Cómo llegó Hitler al poder
Ahora que una nueva oleada nacionalsocialista se abate en el mundo, vale la pena recordar las circunstancias en las que el Fuhrer fue ungido Canciller del Reich.
El 30 de enero de 1933, Adolf Hiltler fue ungido Canciller por el octogenario jefe de Estado, Mariscal de Campo, Paul von Hindenburg. No llegó sobre el hombro de las multitudes, sino fue una ceremonia celebrada entre bambalinas. Era una desapacible mañana invernal. El Fuhrer vestía un traje bajo su sempiterno sobretodo de gabardina, su mano izquierda estrujaba un chambergo gris. Ese día se convirtió en una suerte de Primer Ministro de Alemania. Fue todo legal y no producto de un golpe de estado.
Paul von Hindenburg -quien era hasta entonces el presidente de Alemania y había dirigido el Ejército Imperial durante la Primera Guerra Mundial-, pocos días antes había dicho: “No quiero saber nada con Hitler; ese cabo austríaco sólo serviría como ministro de Correos”. Sin embargo, aquella mañana estaba allí, para tomarle a Adolf Hitler su juramento como Canciller del Reich. Por la tarde, hubo un gigantesco desfile de antorchas, propio de una superproducción hollywoodense. Esa noche, Joseph Goebbels –quien sería designado ministro de Propagnda-, escribió en su diario que el nombramiento de Adolf Hitler era como “un cuento de hadas”, después de 14 años de lucha.
Adolf Hitler nació el 20 de abril de 1889, en la ciudad austríaca de Baunau, en las cercanías del río Inn. Se cuenta que de niño se imponía como jefe con sus compañeros de colegio, y que era un alumno mediocre de malhumorada indolencia. Admiró a uno de sus profesores de historia, Leopold Potsch, quien hablaba enfáticamente del pangermanismo. De allí abrevó sus primeras ideas sobre el destino trascendente de la raza aria y su odio a los eslavos como pueblos inferiores.
Su padre era un oscuro funcionario de las aduanas imperiales, que tenía un carácter prepotente y arbitrario. Todos los hermanos de Adolf murieron al poco tiempo de nacidos, salvo su hermana menor, Paula. No fumaba, ni bebía, ni era dado a incursiones prostibularias, como los pintores que tenía de referencia y que le enseñaron los rudimentos de las artes plásticas. Sus cuadros eran inevitablemente torpes, sin personalidad ni vuelo. Fue rechazado en el examen de ingreso en la Academia de Bellas Artes de Viena. Volvió a presentarse a los pocos años y, una vez más, fue desaprobado.

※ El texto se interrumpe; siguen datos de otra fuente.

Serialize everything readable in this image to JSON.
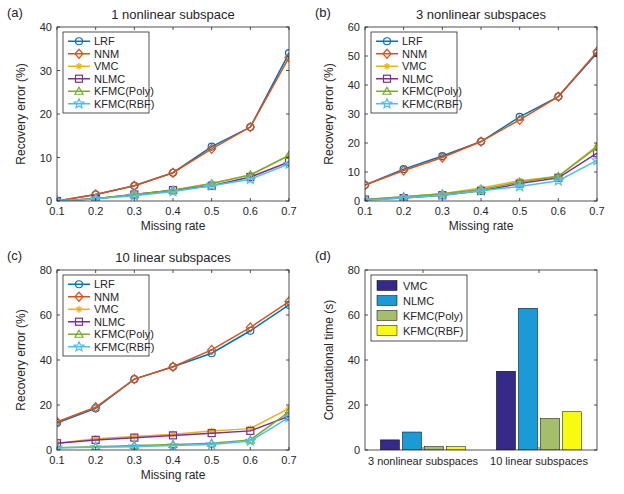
{
  "chart_data": [
    {
      "type": "line",
      "annotation": "(a)",
      "title": "1 nonlinear subspace",
      "x_label": "Missing rate",
      "y_label": "Recovery error (%)",
      "x": [
        0.1,
        0.2,
        0.3,
        0.4,
        0.5,
        0.6,
        0.7
      ],
      "xlim": [
        0.1,
        0.7
      ],
      "xticks": [
        0.1,
        0.2,
        0.3,
        0.4,
        0.5,
        0.6,
        0.7
      ],
      "ylim": [
        0,
        40
      ],
      "yticks": [
        0,
        10,
        20,
        30,
        40
      ],
      "legend": "upper-left",
      "grid": false,
      "series": [
        {
          "name": "LRF",
          "color": "#0072bd",
          "marker": "circle",
          "values": [
            0,
            1.5,
            3.5,
            6.5,
            12.5,
            17,
            34
          ]
        },
        {
          "name": "NNM",
          "color": "#d95319",
          "marker": "diamond",
          "values": [
            0,
            1.5,
            3.5,
            6.5,
            12,
            17,
            33
          ]
        },
        {
          "name": "VMC",
          "color": "#edb120",
          "marker": "asterisk",
          "values": [
            0,
            0.5,
            1.5,
            2.5,
            4,
            6,
            10.5
          ]
        },
        {
          "name": "NLMC",
          "color": "#7e2f8e",
          "marker": "square",
          "values": [
            0,
            0.5,
            1.5,
            2.5,
            3.5,
            5.5,
            9
          ]
        },
        {
          "name": "KFMC(Poly)",
          "color": "#77ac30",
          "marker": "triangle",
          "values": [
            0,
            0.5,
            1.5,
            2.5,
            4,
            6,
            10.5
          ]
        },
        {
          "name": "KFMC(RBF)",
          "color": "#4dbeee",
          "marker": "hexagram",
          "values": [
            0,
            0.5,
            1.2,
            2.2,
            3.5,
            5,
            8.5
          ]
        }
      ]
    },
    {
      "type": "line",
      "annotation": "(b)",
      "title": "3 nonlinear subspaces",
      "x_label": "Missing rate",
      "y_label": "Recovery error (%)",
      "x": [
        0.1,
        0.2,
        0.3,
        0.4,
        0.5,
        0.6,
        0.7
      ],
      "xlim": [
        0.1,
        0.7
      ],
      "xticks": [
        0.1,
        0.2,
        0.3,
        0.4,
        0.5,
        0.6,
        0.7
      ],
      "ylim": [
        0,
        60
      ],
      "yticks": [
        0,
        10,
        20,
        30,
        40,
        50,
        60
      ],
      "legend": "upper-left",
      "grid": false,
      "series": [
        {
          "name": "LRF",
          "color": "#0072bd",
          "marker": "circle",
          "values": [
            5.5,
            11,
            15.5,
            20.5,
            29,
            36,
            51
          ]
        },
        {
          "name": "NNM",
          "color": "#d95319",
          "marker": "diamond",
          "values": [
            5.5,
            10.5,
            15,
            20.5,
            28,
            36,
            51.5
          ]
        },
        {
          "name": "VMC",
          "color": "#edb120",
          "marker": "asterisk",
          "values": [
            0.5,
            1.5,
            2.5,
            4.5,
            7,
            8.5,
            19
          ]
        },
        {
          "name": "NLMC",
          "color": "#7e2f8e",
          "marker": "square",
          "values": [
            0.5,
            1,
            2,
            3.5,
            6,
            8,
            16.5
          ]
        },
        {
          "name": "KFMC(Poly)",
          "color": "#77ac30",
          "marker": "triangle",
          "values": [
            0.5,
            1.5,
            2.5,
            4,
            6.5,
            8.5,
            18.5
          ]
        },
        {
          "name": "KFMC(RBF)",
          "color": "#4dbeee",
          "marker": "hexagram",
          "values": [
            0.3,
            1,
            2,
            3.5,
            5,
            7,
            14
          ]
        }
      ]
    },
    {
      "type": "line",
      "annotation": "(c)",
      "title": "10 linear subspaces",
      "x_label": "Missing rate",
      "y_label": "Recovery error (%)",
      "x": [
        0.1,
        0.2,
        0.3,
        0.4,
        0.5,
        0.6,
        0.7
      ],
      "xlim": [
        0.1,
        0.7
      ],
      "xticks": [
        0.1,
        0.2,
        0.3,
        0.4,
        0.5,
        0.6,
        0.7
      ],
      "ylim": [
        0,
        80
      ],
      "yticks": [
        0,
        20,
        40,
        60,
        80
      ],
      "legend": "upper-left",
      "grid": false,
      "series": [
        {
          "name": "LRF",
          "color": "#0072bd",
          "marker": "circle",
          "values": [
            12,
            18.5,
            31.5,
            37,
            43,
            53,
            64.5
          ]
        },
        {
          "name": "NNM",
          "color": "#d95319",
          "marker": "diamond",
          "values": [
            12.5,
            19,
            31.5,
            37,
            44.5,
            54.5,
            66
          ]
        },
        {
          "name": "VMC",
          "color": "#edb120",
          "marker": "asterisk",
          "values": [
            3,
            5,
            6,
            7,
            8.5,
            9.5,
            18.5
          ]
        },
        {
          "name": "NLMC",
          "color": "#7e2f8e",
          "marker": "square",
          "values": [
            3,
            4.5,
            5.5,
            6.5,
            7.5,
            8.5,
            15
          ]
        },
        {
          "name": "KFMC(Poly)",
          "color": "#77ac30",
          "marker": "triangle",
          "values": [
            1,
            1.5,
            2,
            2.5,
            3,
            4.5,
            17
          ]
        },
        {
          "name": "KFMC(RBF)",
          "color": "#4dbeee",
          "marker": "hexagram",
          "values": [
            1,
            1.2,
            1.5,
            2,
            2.5,
            4,
            14.5
          ]
        }
      ]
    },
    {
      "type": "bar",
      "annotation": "(d)",
      "y_label": "Computational time (s)",
      "categories": [
        "3 nonlinear subspaces",
        "10 linear subspaces"
      ],
      "ylim": [
        0,
        80
      ],
      "yticks": [
        0,
        20,
        40,
        60,
        80
      ],
      "legend": "upper-left",
      "grid": false,
      "series": [
        {
          "name": "VMC",
          "color": "#352a87",
          "values": [
            4.5,
            35
          ]
        },
        {
          "name": "NLMC",
          "color": "#1a9bd7",
          "values": [
            8,
            63
          ]
        },
        {
          "name": "KFMC(Poly)",
          "color": "#a5be6a",
          "values": [
            1.5,
            14
          ]
        },
        {
          "name": "KFMC(RBF)",
          "color": "#f9fb0e",
          "values": [
            1.5,
            17
          ]
        }
      ]
    }
  ]
}
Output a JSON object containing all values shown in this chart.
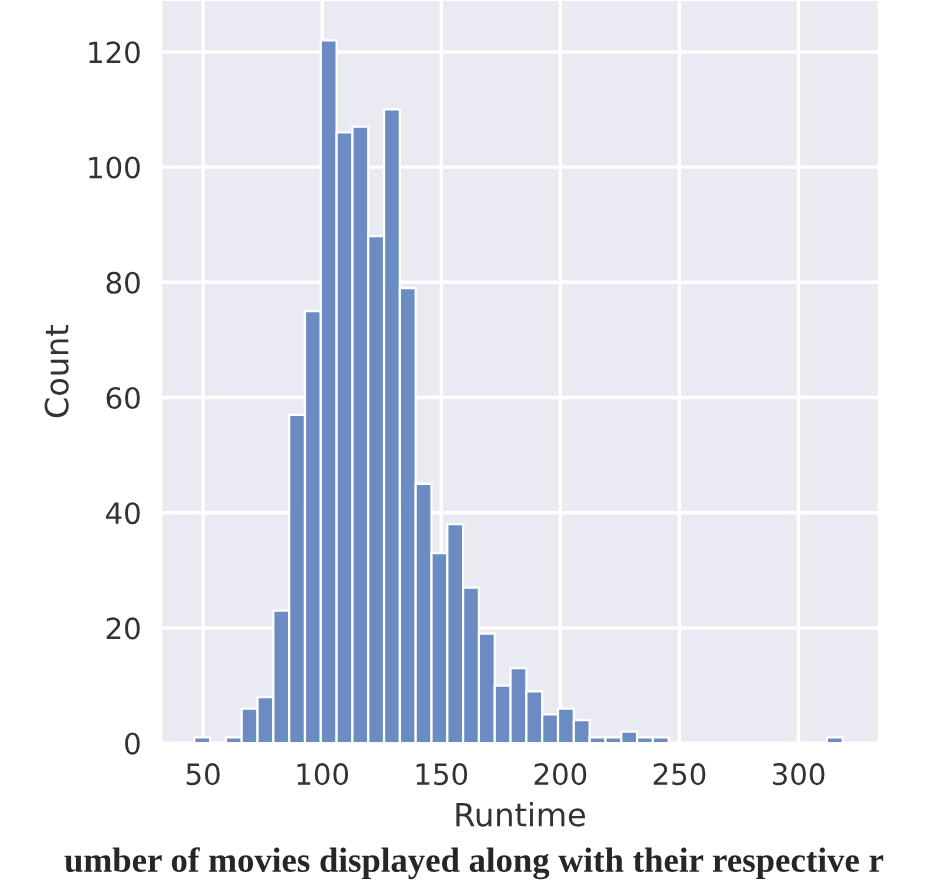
{
  "chart_data": {
    "type": "histogram",
    "xlabel": "Runtime",
    "ylabel": "Count",
    "color": "#6b8cc2",
    "bins": [
      46.3,
      52.94,
      59.58,
      66.22,
      72.86,
      79.5,
      86.14,
      92.78,
      99.42,
      106.06,
      112.7,
      119.34,
      125.98,
      132.62,
      139.26,
      145.9,
      152.54,
      159.18,
      165.82,
      172.46,
      179.1,
      185.74,
      192.38,
      199.02,
      205.66,
      212.3,
      218.94,
      225.58,
      232.22,
      238.86,
      245.5,
      252.14,
      258.78,
      265.42,
      272.06,
      278.7,
      285.34,
      291.98,
      298.62,
      305.26,
      311.9,
      318.54
    ],
    "values": [
      1,
      0,
      1,
      6,
      8,
      23,
      57,
      75,
      122,
      106,
      107,
      88,
      110,
      79,
      45,
      33,
      38,
      27,
      19,
      10,
      13,
      9,
      5,
      6,
      4,
      1,
      1,
      2,
      1,
      1,
      0,
      0,
      0,
      0,
      0,
      0,
      0,
      0,
      0,
      0,
      1
    ],
    "xlim": [
      32.4,
      333.7
    ],
    "ylim": [
      0,
      129
    ],
    "xticks": [
      50,
      100,
      150,
      200,
      250,
      300
    ],
    "yticks": [
      0,
      20,
      40,
      60,
      80,
      100,
      120
    ],
    "grid": true,
    "annotations": [
      "umber of movies displayed along with their respective r"
    ]
  }
}
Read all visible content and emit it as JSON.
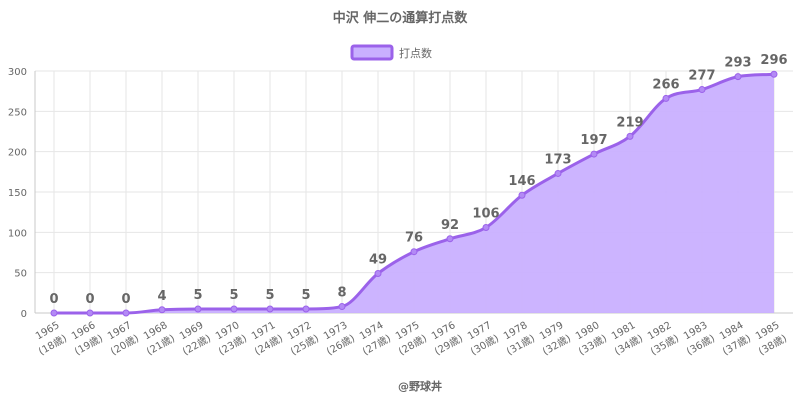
{
  "chart_data": {
    "type": "area",
    "title": "中沢 伸二の通算打点数",
    "legend": {
      "position": "top",
      "label": "打点数"
    },
    "footer": "@野球丼",
    "colors": {
      "fill": "#c9b0ff",
      "stroke": "#9b62ea",
      "point": "#b38af5"
    },
    "ylim": [
      0,
      300
    ],
    "yticks": [
      0,
      50,
      100,
      150,
      200,
      250,
      300
    ],
    "grid": true,
    "categories": [
      {
        "year": "1965",
        "age": "(18歳)"
      },
      {
        "year": "1966",
        "age": "(19歳)"
      },
      {
        "year": "1967",
        "age": "(20歳)"
      },
      {
        "year": "1968",
        "age": "(21歳)"
      },
      {
        "year": "1969",
        "age": "(22歳)"
      },
      {
        "year": "1970",
        "age": "(23歳)"
      },
      {
        "year": "1971",
        "age": "(24歳)"
      },
      {
        "year": "1972",
        "age": "(25歳)"
      },
      {
        "year": "1973",
        "age": "(26歳)"
      },
      {
        "year": "1974",
        "age": "(27歳)"
      },
      {
        "year": "1975",
        "age": "(28歳)"
      },
      {
        "year": "1976",
        "age": "(29歳)"
      },
      {
        "year": "1977",
        "age": "(30歳)"
      },
      {
        "year": "1978",
        "age": "(31歳)"
      },
      {
        "year": "1979",
        "age": "(32歳)"
      },
      {
        "year": "1980",
        "age": "(33歳)"
      },
      {
        "year": "1981",
        "age": "(34歳)"
      },
      {
        "year": "1982",
        "age": "(35歳)"
      },
      {
        "year": "1983",
        "age": "(36歳)"
      },
      {
        "year": "1984",
        "age": "(37歳)"
      },
      {
        "year": "1985",
        "age": "(38歳)"
      }
    ],
    "series": [
      {
        "name": "打点数",
        "values": [
          0,
          0,
          0,
          4,
          5,
          5,
          5,
          5,
          8,
          49,
          76,
          92,
          106,
          146,
          173,
          197,
          219,
          266,
          277,
          293,
          296
        ]
      }
    ]
  }
}
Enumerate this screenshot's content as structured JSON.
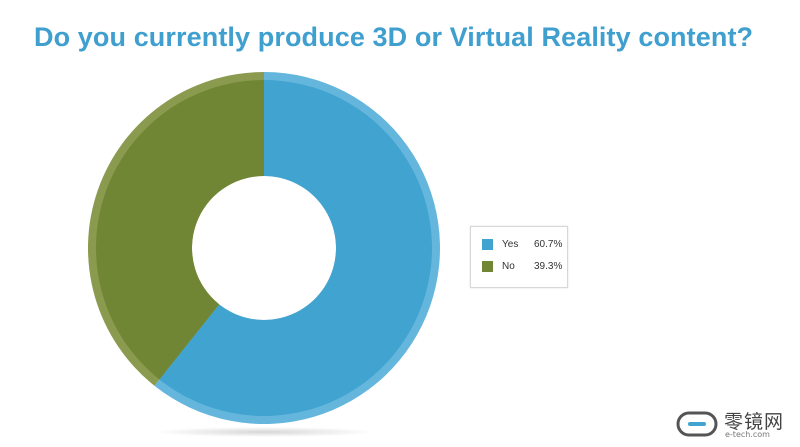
{
  "chart_data": {
    "type": "pie",
    "style": "donut",
    "title": "Do you currently produce 3D or Virtual Reality content?",
    "categories": [
      "Yes",
      "No"
    ],
    "values": [
      60.7,
      39.3
    ],
    "value_labels": [
      "60.7%",
      "39.3%"
    ],
    "colors": [
      "#41a3cf",
      "#718635"
    ],
    "rim_colors": [
      "#65b6dc",
      "#8a9a4f"
    ],
    "legend_position": "right"
  },
  "watermark": {
    "text": "零镜网",
    "subtext": "e-tech.com"
  }
}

En Viena pasó años horribles. Fue entre 1908 y 1912. Vivía en la miseria, pasando las noches a la intemperie, comiendo en ollas populares, uno más entre los borrachos y los desocupados. Tiritaba por falta de ropa de abrigo. Un judío húngaro, llamado Neumann, se apiadó de él y le regaló su gastado sobretodo. Ese gesto de conmiseración no atenuó en lo más mínimo su invencible prejuicio antisemita. Fue en esa ciudad, donde Hitler construyó su ideología. En Mein Kampf, escribió que agregó poco y no cambió nada, de lo que constituiría desde entonces el cuerpo de ideas que animaron su devastadora lucha política.
Se ha pretendido explicar el violento antisemitismo de Hitler a traumas familiares: su padre habría sido hijo no reconocido de un judío, su madre habría sido doméstica de una familia judía que le daba un trato humillante; e, incluso, circuló la versión de que habría contraído la sífilis contagiada por una mujer de origen judío. Era una época de abundante literatura panfletaria contra los judíos. A ese prejuicio racial, Hitler agregaba una condena ideológica: creía que el comunismo terminaría subvirtiendo el “orden natural” que debiera tener el mundo.
En 1913, Adolf Hitler se instaló en Munich, y recibió con alegría la declaración de la Primera Guerra Mundial. Participó en la contienda como correo. Cuando le llegó la noticia de la capitulación de Alemania, gritó: “¡Traición!”. Él se creía el hombre predestinado para vengar la afrenta sufrida por Alemania, y demostrar que se trataba de la patria de una raza superior que él guiaría hacia el triunfo final.